Recevoir solennellement le serment
constitutionnel du Président de la République (nos mandataires au Parlement
sont les témoins privilégiés de la prise en charge des fonctions
présidentielles du Président de la République élu).
p.
Enquêter, en corps, sur toutes les
questions dont ils sont saisis.
q.
Mettre en accusation, juger et destituer,
entre autres, le Président de la République, en cas de crime de haute trahison.
Que
devons-nous attendre de nos mandataires au niveau de la Municipalité ?
Les Conseillers Municipaux (Maires et
Maires-Adjoints)
Les Citoyens de
chaque Commune élisent un Conseil de trois membres (1 Maire et 2
Maires-Adjoints) en vue de la diriger, la gérer, et administrer ses ressources.

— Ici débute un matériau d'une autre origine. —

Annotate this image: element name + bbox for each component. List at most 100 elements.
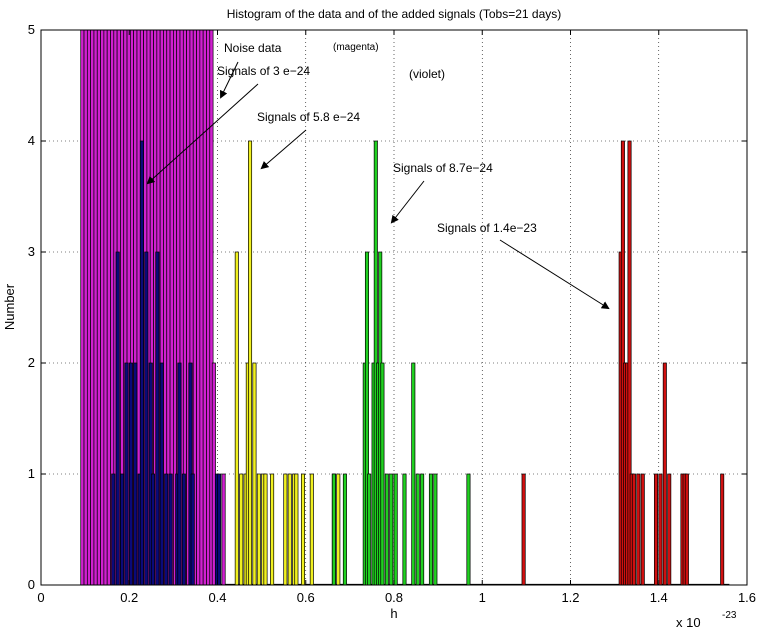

Ce sont des décideurs et managers locaux. Ils doivent aussi s’assurer de la
gestion des biens fonciers du domaine privé de l’État situés dans les limites
de leur Commune.
Ils sont les premiers
Citoyens de leur Commune et devraient donc témoigner d’un comportement digne de
la fonction.
Par ailleurs,
ils sont chargés de mettre en valeur les spécialités de leur Commune et doivent
s’assurer de son développement endogène.
Par l’intercommunalité,
ils pourraient renforcer la visibilité et les capacités de leur commune en développant
des partenariats avec d’autres communes voisines dans plusieurs domaines.
Exemple : Pétion-ville, Delmas, Port-au-Prince et Tabarre définissant
ensemble une politique commune dans un domaine stratégique considéré.
Par leur
dynamisme, ils pourraient même obtenir des jumelages avec des communes à
l’étranger en vue des échanges dans plusieurs domaines.
Par conséquent,
les Citoyens ont intérêt à voter pour des candidats patriotes, bien éduqués,
localement impliqués et dynamiques pour confier la direction et la gestion de
leur commune.
En Haïti, avec
ses lots de problèmes et limites, il est plus facile de penser et de réaliser
le développement durable à l’échelle communale qu’à l’échelle nationale, en
misant principalement sur le partenariat et le régionalisme. Donc, les Citoyens
ont un rôle déterminant à jouer dans le développement de leur pays avec leur
bulletin de vote dans les prochaines élections municipales.
(A suivre…)
6. Quelle
est la durée du mandat de nos élus
Nous élisons le Président de
la République pour cinq ans, les Sénateurs pour six ans, les Députés pour
quatre ans, les Conseillers Municipaux pour quatre ans et les membres du CASEC
pour quatre ans.
Voter c’est décider de son présent, de son avenir et de celui des
générations futures. Soyez conscients de cette lourde responsabilité !
Me.
Destin Jean
Professeur
de droit constitutionnel à l’Université Notre Dame d’Haïti
Membre de
l’Observatoire Haïtien du Droit Public et des Politiques Publiques
Master 2
en Droit Public et en Administration Publique (France)
Membre de
la Fédération des Barreaux d’Haïti
Coordonnées :
destin.jean@hotmail.fr / (+509)
3443-8889
[1] Pour
éviter que le texte devienne lourd, nous avons utilisé le terme Citoyen pour
parler indifféremment d’hommes ou de femmes, sachant que les Citoyens des deux
sexes peuvent aussi valablement voter et/ou se porter candidats. Vive l’équité
de genre!
[9] En revanche, pour la
négociation et la signature des traités de paix, le Président de la République
doit avoir l’approbation de l’Assemblée Nationale (art. 140).